僕は金ちゃんと銀ちゃんの手を引いて、周りからの好奇の目にさらされながら、階段へと向かうのだった。
皆と合流をすると、レイリアはアンさんから、アスールさんはネーヴェさんからお説教をくらっていた。
二人は、金ちゃんと銀ちゃんをそっちのけで、試食に夢中だったようだ。
そして、金ちゃんと銀ちゃんの前にミリヤさんとイーリスさん、背後にはリンさんとイライザさんが立ち、二人を取り囲んだ。
((ご、ごめんなさい……。グギャァァァー!!!))
二人は謝るも、その声は悲鳴へと変わるのだった。
しょんぼりとうなだれて大人しくなった金ちゃん、銀ちゃん、レイリア、アスールさんを連れて、上の階へと進む。
一階の化粧品売り場で、姉ちゃんとオトハ姉ちゃんが中心となって、化粧品や日焼け止めなど、お肌のお手入れに必要な物を買っていく。
金ちゃんと銀ちゃんはシズク姉ちゃんと手をつなぎながら、メンズコーナーで育毛剤や発毛剤を手に取って悩んでいる。
「それ以上、毛を増やしてどうするんだよ!」
((暑くなってくると、抜け毛が酷いんだよ!))
二人はムッとした表情で僕を見る。
「それって、夏毛に生え変わってたんじゃないの?」
((えっ? 夏毛? 生え変わる?))
二人は首を傾げて僕を見てから、シズク姉ちゃんに視線を移す。
((シズク様、そうなの?))
彼女が苦笑しながら、コクリと頷くと、二人は恥ずかしそうにモジモジとする。
((じゃあ、主の未来のために!))
二人が手に取っていた育毛剤と発毛剤を僕に渡すと、シズク姉ちゃんがクスクスと笑いだしてしまった。
こ、こいつら……。
化粧品などの買い物が終わると、荷物は金ちゃんと銀ちゃんにしまってもらい、エスカレーターを使って上へと向かう。
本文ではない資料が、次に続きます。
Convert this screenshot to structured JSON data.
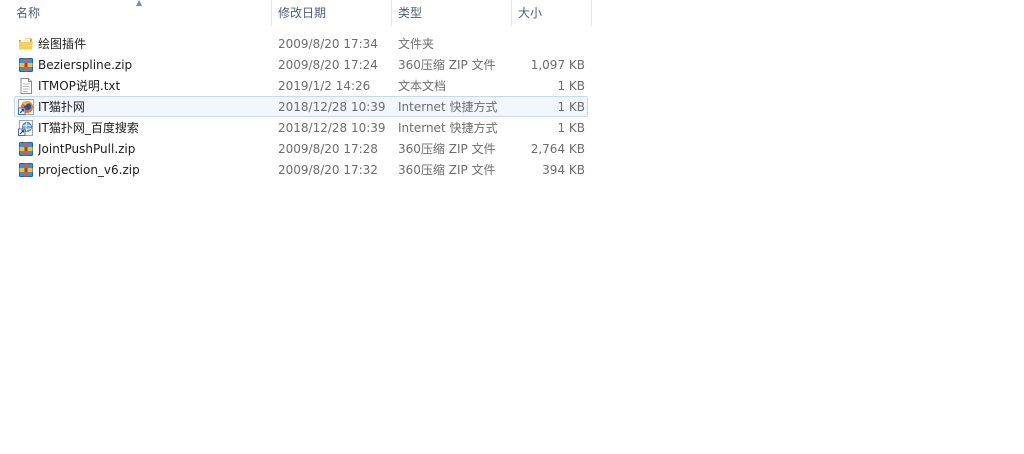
{
  "columns": {
    "name": "名称",
    "date": "修改日期",
    "type": "类型",
    "size": "大小"
  },
  "files": [
    {
      "name": "绘图插件",
      "date": "2009/8/20 17:34",
      "type": "文件夹",
      "size": "",
      "icon": "folder-icon"
    },
    {
      "name": "Bezierspline.zip",
      "date": "2009/8/20 17:24",
      "type": "360压缩 ZIP 文件",
      "size": "1,097 KB",
      "icon": "zip-archive-icon"
    },
    {
      "name": "ITMOP说明.txt",
      "date": "2019/1/2 14:26",
      "type": "文本文档",
      "size": "1 KB",
      "icon": "text-document-icon"
    },
    {
      "name": "IT猫扑网",
      "date": "2018/12/28 10:39",
      "type": "Internet 快捷方式",
      "size": "1 KB",
      "icon": "firefox-shortcut-icon"
    },
    {
      "name": "IT猫扑网_百度搜索",
      "date": "2018/12/28 10:39",
      "type": "Internet 快捷方式",
      "size": "1 KB",
      "icon": "internet-shortcut-icon"
    },
    {
      "name": "JointPushPull.zip",
      "date": "2009/8/20 17:28",
      "type": "360压缩 ZIP 文件",
      "size": "2,764 KB",
      "icon": "zip-archive-icon"
    },
    {
      "name": "projection_v6.zip",
      "date": "2009/8/20 17:32",
      "type": "360压缩 ZIP 文件",
      "size": "394 KB",
      "icon": "zip-archive-icon"
    }
  ],
  "hover_row": 3,
  "colors": {
    "header_text": "#4c607a",
    "hover_bg": "#f2f7fd",
    "hover_border": "#c4d9f2"
  }
}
先頭にいたシズク姉ちゃんとヒーちゃんが、家電売り場の階に立ち寄ると、皆の顔が好奇心で満ち溢れる。
特に、ケイト、金ちゃん、銀ちゃんが身体をウズウズさせていた。
「フー君、旅行に行くのですから、金ちゃんと銀ちゃんのコンパクトカメラも買いましょう」
ヒーちゃんの言葉に、二人との約束を思い出した。
((ヤッフー!))
はしゃぎだした二人は、ヒーちゃんと手をつなぐと、ズンズンとテレビなどの家電が立ち並ぶ中へと突き進んでいった。
ここでの買い物は、時間を費やしそうだ……。